National paralympic swimmer Theresa Goh Rui Si does not let her handicap stop her from achieving her dreams.

She has taken part in a myriad of sports, more than an average able-bodied person would do in a lifetime.

"I tried loads of sports even though I entered competitive swimming when I was 12. I played wheelchair basketball, wheelchair tennis, sailing, wheelchair racing, even horse-riding, amongst others," she said.

Despite picking up so many sports at a young age, she decide to stick to swimming and would go on to have much success with it, winning over 20 gold medals since the first ASEAN Para Games in 2001.

Her most recent achievement is getting a silver-medal finish for the 50m freestyle event in the 2014 Asian Para Games.

Her love for swimming started when she was five. She remembered falling in love with the activity straight away while wading in the pool with her parents.

"Most kids love the feeling of being in the water, playing. That was the main reason I got involved in swimming in the first place - by having fun," she said.

Her passion grew from there. Seven years later, at the urging of a volunteer from the Singapore Disability Sports Council, she began to train and compete. Two years later, at 14, she swept the competition at the inaugural ASEAN Para Games with six gold medals and two silver medals.

However, it was not all smooth sailing for Goh. She had to wrestle hard with her decision to swim full-time and postpone her studies at Temasek Polytechnic, where she was pursuing a diploma in moving images.

She decided to swim on, noting that she could continue her education at a later time.
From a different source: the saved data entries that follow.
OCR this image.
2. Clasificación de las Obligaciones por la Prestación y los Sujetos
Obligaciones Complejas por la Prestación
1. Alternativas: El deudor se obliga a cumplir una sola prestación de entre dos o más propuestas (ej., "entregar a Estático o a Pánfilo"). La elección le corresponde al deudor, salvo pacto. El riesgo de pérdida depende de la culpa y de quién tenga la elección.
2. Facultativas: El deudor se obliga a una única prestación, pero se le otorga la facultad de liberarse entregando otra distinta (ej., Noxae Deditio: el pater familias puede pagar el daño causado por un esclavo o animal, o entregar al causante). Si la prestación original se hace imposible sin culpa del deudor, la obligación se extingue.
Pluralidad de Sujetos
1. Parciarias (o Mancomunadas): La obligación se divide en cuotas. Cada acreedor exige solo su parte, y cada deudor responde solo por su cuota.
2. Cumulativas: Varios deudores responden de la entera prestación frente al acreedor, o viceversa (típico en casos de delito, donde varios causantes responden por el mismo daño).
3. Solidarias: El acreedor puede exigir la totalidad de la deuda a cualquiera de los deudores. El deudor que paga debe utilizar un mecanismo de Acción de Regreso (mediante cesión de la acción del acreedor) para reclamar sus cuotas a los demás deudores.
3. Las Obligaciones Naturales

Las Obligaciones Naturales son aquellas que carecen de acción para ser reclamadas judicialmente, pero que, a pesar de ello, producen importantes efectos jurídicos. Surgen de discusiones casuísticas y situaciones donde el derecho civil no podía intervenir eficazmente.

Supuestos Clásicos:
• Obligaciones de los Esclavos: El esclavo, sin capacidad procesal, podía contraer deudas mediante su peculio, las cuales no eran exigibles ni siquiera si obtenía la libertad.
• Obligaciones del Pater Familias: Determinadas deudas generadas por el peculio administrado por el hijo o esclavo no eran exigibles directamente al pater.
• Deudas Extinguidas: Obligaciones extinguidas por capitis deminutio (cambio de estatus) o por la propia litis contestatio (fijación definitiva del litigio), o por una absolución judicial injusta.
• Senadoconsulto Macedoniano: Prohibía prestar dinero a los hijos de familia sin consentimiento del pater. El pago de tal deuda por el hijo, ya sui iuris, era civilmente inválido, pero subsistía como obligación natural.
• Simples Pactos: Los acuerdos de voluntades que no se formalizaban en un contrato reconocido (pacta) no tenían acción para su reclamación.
Although she suffered a slight burn-out by the end of the 2008 Beijing Paralympic Games and took a break from swimming, she does not regret the decision to swim.

"I would've been happy in a different way if I continued studying, but I wouldn't be the person I am today," she said.
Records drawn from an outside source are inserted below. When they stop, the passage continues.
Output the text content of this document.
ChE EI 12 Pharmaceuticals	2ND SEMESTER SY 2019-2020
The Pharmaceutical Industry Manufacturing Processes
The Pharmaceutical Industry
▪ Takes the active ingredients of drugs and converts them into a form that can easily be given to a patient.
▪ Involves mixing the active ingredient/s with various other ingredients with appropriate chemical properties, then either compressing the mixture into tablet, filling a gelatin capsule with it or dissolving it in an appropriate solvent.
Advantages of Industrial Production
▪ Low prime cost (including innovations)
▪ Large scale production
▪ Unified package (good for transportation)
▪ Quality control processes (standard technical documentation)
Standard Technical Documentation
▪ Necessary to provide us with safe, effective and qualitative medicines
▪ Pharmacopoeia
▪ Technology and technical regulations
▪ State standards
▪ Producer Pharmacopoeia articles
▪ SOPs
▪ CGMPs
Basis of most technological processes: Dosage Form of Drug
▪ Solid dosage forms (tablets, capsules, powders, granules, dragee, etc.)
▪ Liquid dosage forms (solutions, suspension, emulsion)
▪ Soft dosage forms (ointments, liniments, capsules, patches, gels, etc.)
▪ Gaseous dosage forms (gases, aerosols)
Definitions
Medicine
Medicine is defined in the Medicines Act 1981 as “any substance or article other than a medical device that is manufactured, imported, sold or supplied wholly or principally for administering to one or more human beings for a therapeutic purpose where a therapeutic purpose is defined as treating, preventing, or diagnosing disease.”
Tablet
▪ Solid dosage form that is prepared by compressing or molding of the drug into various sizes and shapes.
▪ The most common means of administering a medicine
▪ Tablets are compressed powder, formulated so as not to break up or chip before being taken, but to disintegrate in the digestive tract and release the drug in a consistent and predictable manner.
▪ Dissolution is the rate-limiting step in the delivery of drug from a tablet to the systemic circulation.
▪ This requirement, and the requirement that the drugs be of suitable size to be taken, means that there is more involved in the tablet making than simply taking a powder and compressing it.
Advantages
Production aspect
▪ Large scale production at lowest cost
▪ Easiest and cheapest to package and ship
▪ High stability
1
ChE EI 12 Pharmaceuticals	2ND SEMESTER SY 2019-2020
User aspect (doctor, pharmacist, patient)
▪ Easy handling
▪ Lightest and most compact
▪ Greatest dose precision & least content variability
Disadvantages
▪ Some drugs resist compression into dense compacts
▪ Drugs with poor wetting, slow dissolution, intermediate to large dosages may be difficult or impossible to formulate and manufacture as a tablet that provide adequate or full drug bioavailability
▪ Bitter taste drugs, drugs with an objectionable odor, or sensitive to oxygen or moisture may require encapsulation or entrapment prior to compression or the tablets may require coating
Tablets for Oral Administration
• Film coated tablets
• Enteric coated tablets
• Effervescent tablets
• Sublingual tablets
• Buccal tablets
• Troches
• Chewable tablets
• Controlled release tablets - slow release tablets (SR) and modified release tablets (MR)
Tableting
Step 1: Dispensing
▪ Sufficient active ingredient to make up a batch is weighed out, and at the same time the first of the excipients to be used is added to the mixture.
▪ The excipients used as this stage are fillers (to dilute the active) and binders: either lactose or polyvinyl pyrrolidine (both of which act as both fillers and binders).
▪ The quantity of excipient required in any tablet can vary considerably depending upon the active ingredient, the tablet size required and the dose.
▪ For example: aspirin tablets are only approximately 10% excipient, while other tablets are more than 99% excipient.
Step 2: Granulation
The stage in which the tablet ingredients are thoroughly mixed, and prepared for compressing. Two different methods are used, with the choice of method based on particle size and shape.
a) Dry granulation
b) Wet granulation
The break from swimming led to her picking up powerlifting and achieving another milestone. She won a bronze medal in the sport at the 2009 Arafura Games in Australia.

However, she soon returned to her first love, swimming. The year of rest helped her renew her love for the pool and she continued to be a tour de force in the region, picking up multiple podium finishes.

Some of these accolades include two bronze medals at the 2014 Asian Para Games and a gold medal in the 50m breaststroke at the 2014 ASEAN Para Games.

Goh's determination and passion through the years have moved her parents, with their mindsets gradually moving from persuading her to study for a diploma or degree to fully backing her as she continues to aim for a Paralympics medal.

She is now looking forward to the 2020 Tokyo Paralympic Games, aiming for a medal finish before competitive sport takes a back seat.